I fear the timing of the Canadian Liberal Party conference was not taken into account when the date of the Coronation was planned. So the prime minister, Justin Trudeau, for whom the annual conference represents an important and busy few days in the calendar, had to deliver his speech early in proceedings, then get on a plane and head over to London to see Canada’s new King being crowned.

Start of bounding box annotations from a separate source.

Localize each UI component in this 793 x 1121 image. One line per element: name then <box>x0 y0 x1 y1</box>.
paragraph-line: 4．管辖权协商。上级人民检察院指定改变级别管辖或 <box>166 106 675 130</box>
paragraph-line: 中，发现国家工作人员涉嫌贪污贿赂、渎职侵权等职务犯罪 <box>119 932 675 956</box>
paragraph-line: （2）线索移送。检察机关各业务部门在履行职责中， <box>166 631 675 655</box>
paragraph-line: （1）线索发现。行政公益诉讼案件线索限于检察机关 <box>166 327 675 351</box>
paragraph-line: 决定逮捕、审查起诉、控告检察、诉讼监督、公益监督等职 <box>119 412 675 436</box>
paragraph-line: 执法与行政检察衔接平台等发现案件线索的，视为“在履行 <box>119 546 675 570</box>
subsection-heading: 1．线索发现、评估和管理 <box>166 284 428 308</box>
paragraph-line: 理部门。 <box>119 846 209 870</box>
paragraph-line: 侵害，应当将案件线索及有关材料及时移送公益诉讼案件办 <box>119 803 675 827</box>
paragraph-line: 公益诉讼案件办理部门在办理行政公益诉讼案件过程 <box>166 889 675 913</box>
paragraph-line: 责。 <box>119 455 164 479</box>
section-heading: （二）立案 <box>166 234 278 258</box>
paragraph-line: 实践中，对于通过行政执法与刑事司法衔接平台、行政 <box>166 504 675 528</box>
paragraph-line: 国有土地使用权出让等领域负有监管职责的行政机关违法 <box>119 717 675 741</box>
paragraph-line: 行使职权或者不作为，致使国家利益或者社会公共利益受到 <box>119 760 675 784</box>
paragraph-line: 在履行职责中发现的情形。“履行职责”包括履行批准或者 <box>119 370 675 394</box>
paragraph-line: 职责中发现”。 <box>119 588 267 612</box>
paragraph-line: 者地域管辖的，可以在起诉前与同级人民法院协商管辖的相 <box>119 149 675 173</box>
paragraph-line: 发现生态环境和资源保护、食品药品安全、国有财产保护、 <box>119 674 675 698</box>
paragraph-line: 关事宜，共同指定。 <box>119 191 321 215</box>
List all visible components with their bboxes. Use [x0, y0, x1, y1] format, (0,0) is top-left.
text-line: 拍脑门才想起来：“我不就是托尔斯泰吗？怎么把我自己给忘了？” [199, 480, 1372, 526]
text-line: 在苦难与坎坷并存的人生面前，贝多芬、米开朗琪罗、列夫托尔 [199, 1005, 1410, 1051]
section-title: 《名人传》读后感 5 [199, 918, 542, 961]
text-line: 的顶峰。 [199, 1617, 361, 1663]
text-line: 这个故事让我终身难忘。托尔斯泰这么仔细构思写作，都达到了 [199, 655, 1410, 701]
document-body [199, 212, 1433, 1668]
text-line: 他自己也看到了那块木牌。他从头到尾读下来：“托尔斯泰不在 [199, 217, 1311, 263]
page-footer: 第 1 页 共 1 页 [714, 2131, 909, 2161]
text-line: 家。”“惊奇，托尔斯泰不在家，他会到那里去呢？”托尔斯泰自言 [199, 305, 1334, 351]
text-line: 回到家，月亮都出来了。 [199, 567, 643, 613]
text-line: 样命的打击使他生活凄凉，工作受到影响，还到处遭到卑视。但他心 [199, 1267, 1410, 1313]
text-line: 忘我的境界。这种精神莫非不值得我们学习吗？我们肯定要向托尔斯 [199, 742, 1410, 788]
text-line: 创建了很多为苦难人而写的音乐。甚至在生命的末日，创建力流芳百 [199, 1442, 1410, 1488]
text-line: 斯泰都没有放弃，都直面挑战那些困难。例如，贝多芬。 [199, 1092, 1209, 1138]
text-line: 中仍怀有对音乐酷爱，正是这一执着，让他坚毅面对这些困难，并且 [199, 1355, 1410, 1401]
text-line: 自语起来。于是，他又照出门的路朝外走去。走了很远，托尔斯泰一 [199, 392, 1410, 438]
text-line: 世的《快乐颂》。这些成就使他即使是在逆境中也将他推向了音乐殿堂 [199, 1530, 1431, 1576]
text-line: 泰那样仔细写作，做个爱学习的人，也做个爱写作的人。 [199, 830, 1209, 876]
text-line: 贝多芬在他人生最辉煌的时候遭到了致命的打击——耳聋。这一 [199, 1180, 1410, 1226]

Despite pretty low ratings right now, he left behind a party buoyed up by a speech in which he really went for Pierre Poilievre, the populist Conservative Party leader who, in common with populists elsewhere, seems to think the bastardisation of the word “woke” is the key to power:

“Too woke? Hey, Pierre Poilievre, it’s time for you to wake up! Wake up to the fact that a gender-balanced cabinet is a good thing, that women fully participating in the workplace is a good thing, not something to snub when it gets a shoutout from the president of the United States in the House of Commons.

“Wake up to the fact that under our government, fewer persons with disabilities are facing poverty. And in fact, Canada’s poverty rate has been cut in half since 2015. Wake up to the fact that more moms are building careers because we’ve made childcare more affordable.

“By the way, when we see that women’s participation in the economy has reached an all-time high, let me tell you something – $10-a-day childcare is not woke policy, it’s economic policy.”

In my contribution, I reminded the Liberals, as they seek a fourth successive election win, how we framed second- and third-term victories under Tony Blair: “Lots done; lots to do; lots to lose.” Trudeau has a decent record, a proper focus on the new challenges for the future; and an opponent that can be taken apart, by exposing populism and woke obsession for what they are – a politics in which people are deliberately divided rather than brought together; and in which problems are there to be exploited rather than solved. You know: Trump, Johnson, Brexit, that kind of thing.